Architectural Changes (Do This Week)

  1. Move significant holdings to hardware wallets — Manage them from a desktop, not a phone
  2. Use a dedicated device for crypto — An iPad with Lockdown Mode permanently enabled, or a separate phone that never browses the web
  3. Enable withdrawal whitelists on exchanges — Most major exchanges support address whitelisting with a 24-48h cooldown for new addresses
  4. Use a passkey or hardware security key for exchange 2FA — TOTP seeds can be stolen; FIDO2/WebAuthn keys cannot (the private key never leaves the hardware)

For DeFi Protocol Teams

  1. Implement client-side integrity checks — Detect if your dApp is running inside a compromised WebView
  2. Add transaction delays for large amounts — Give users (and monitoring systems) time to catch unauthorized transactions
  3. Monitor for unusual mobile access patterns — Bulk credential use from new IPs after a DarkSword campaign may indicate mass compromise

The Bigger Picture: Mobile Is the New Attack Surface

DarkSword and Coruna represent a paradigm shift. For years, crypto security focused on:

  • Smart contract vulnerabilities
  • Protocol-level exploits
  • Social engineering (phishing, fake apps)

But the most devastating attacks of 2026 aren't finding bugs in Solidity or Rust. They're going after the device layer — the phone where you approve transactions, store seeds, and manage your entire crypto life.

The Step Finance hack ($40M) was operational security. The Resolv exploit ($25M) was a smart contract bug.
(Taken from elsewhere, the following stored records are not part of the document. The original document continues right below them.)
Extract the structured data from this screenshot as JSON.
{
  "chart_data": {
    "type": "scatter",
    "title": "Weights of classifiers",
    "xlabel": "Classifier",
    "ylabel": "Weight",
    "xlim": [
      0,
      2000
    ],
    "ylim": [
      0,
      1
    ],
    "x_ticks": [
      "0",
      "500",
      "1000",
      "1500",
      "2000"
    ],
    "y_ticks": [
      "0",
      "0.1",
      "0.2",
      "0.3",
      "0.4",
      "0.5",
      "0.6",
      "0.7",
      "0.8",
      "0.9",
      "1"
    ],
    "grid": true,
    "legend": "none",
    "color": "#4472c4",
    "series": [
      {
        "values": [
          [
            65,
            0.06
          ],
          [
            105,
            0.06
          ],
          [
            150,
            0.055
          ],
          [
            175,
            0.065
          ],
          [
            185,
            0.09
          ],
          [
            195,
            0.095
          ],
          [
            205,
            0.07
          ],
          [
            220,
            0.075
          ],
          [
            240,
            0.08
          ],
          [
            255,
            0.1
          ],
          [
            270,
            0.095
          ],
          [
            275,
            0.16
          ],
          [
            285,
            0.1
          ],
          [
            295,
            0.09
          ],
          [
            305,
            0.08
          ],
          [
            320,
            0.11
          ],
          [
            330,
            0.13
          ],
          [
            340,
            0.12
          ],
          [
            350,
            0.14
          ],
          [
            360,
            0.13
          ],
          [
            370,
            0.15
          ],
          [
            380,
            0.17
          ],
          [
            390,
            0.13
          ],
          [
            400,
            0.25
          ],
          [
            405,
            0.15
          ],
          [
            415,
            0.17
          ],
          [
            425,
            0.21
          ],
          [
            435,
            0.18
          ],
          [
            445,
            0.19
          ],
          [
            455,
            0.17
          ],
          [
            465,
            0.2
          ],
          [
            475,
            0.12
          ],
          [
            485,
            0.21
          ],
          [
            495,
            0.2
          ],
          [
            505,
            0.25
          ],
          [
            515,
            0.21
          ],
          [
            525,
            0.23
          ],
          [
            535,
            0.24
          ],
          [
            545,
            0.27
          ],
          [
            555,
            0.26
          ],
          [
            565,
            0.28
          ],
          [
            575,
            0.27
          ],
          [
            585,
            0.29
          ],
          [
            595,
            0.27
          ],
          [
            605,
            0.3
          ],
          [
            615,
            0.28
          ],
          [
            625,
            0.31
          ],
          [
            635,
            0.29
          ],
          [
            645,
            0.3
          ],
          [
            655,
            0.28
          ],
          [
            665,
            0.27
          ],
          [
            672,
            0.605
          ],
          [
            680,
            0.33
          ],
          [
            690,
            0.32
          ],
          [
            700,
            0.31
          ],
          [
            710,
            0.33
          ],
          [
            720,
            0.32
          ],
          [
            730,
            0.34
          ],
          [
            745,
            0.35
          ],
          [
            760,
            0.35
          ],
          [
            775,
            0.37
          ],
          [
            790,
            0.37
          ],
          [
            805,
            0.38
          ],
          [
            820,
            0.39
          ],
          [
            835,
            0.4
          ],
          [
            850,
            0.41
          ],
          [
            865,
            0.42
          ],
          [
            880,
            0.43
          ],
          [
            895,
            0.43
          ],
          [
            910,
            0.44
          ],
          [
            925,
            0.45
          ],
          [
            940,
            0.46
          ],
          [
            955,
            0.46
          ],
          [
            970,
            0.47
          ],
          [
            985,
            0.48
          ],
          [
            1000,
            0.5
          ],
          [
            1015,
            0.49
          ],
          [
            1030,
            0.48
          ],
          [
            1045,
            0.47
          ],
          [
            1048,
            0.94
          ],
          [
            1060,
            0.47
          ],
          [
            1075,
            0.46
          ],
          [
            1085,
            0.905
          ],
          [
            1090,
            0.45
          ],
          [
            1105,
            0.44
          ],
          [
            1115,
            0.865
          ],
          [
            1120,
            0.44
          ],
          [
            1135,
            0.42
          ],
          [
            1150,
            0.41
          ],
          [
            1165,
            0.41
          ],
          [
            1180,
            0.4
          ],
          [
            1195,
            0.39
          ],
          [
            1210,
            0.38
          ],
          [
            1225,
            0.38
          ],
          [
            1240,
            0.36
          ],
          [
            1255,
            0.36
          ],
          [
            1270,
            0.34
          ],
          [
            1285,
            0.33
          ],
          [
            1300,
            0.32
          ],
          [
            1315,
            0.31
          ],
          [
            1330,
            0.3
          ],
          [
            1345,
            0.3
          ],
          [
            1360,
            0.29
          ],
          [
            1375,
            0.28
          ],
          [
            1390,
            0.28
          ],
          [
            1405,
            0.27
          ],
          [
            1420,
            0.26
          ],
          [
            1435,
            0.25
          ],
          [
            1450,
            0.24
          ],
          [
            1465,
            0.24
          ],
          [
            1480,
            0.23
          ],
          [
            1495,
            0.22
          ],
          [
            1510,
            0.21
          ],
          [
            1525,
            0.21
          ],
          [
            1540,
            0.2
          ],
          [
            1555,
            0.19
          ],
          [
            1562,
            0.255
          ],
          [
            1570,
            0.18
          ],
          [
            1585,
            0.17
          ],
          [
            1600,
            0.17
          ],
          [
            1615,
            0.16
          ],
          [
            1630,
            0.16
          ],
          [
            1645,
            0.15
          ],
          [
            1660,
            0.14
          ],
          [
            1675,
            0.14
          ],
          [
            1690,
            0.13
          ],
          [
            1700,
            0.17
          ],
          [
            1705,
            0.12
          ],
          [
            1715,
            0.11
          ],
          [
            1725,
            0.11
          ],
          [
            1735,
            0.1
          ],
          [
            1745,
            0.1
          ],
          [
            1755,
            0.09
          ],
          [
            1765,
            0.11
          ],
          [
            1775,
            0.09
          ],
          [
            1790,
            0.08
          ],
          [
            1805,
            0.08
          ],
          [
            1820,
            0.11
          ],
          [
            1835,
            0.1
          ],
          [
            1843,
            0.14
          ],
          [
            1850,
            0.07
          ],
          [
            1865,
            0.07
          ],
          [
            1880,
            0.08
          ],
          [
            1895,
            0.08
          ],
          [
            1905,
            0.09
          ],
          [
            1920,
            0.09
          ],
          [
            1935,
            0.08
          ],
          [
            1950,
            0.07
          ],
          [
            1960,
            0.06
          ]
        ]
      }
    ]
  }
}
But DarkSword-class attacks target every wallet user simultaneously. One compromised website, 220 million potential victims, automated extraction.

This is the supply chain attack of the mobile era. And unlike a smart contract bug, there's no on-chain trace until the funds move.


Key Takeaways

  • DarkSword chains 6 vulnerabilities (3 zero-days) for zero-click iPhone compromise
  • Purpose-built crypto theft payloads extract seeds, keys, and credentials in under 60 seconds
  • Multiple threat actors (state, commercial, criminal) are using the same exploit kit
  • 220+ million iPhones were vulnerable; many remain unpatched
  • iOS Lockdown Mode blocks Stage 1 by disabling JIT compilation
  • Assume compromise if you ran iOS 18.4–18.7 since November 2025 with crypto on device

The lesson is clear: your smart contract can be formally verified, your protocol can be audited by Trail of Bits, and your multisig can require 5-of-7 signers. None of it matters if the phone approving those transactions is silently owned.

Update your phone. Move your keys off mobile. Enable Lockdown Mode. Do it today.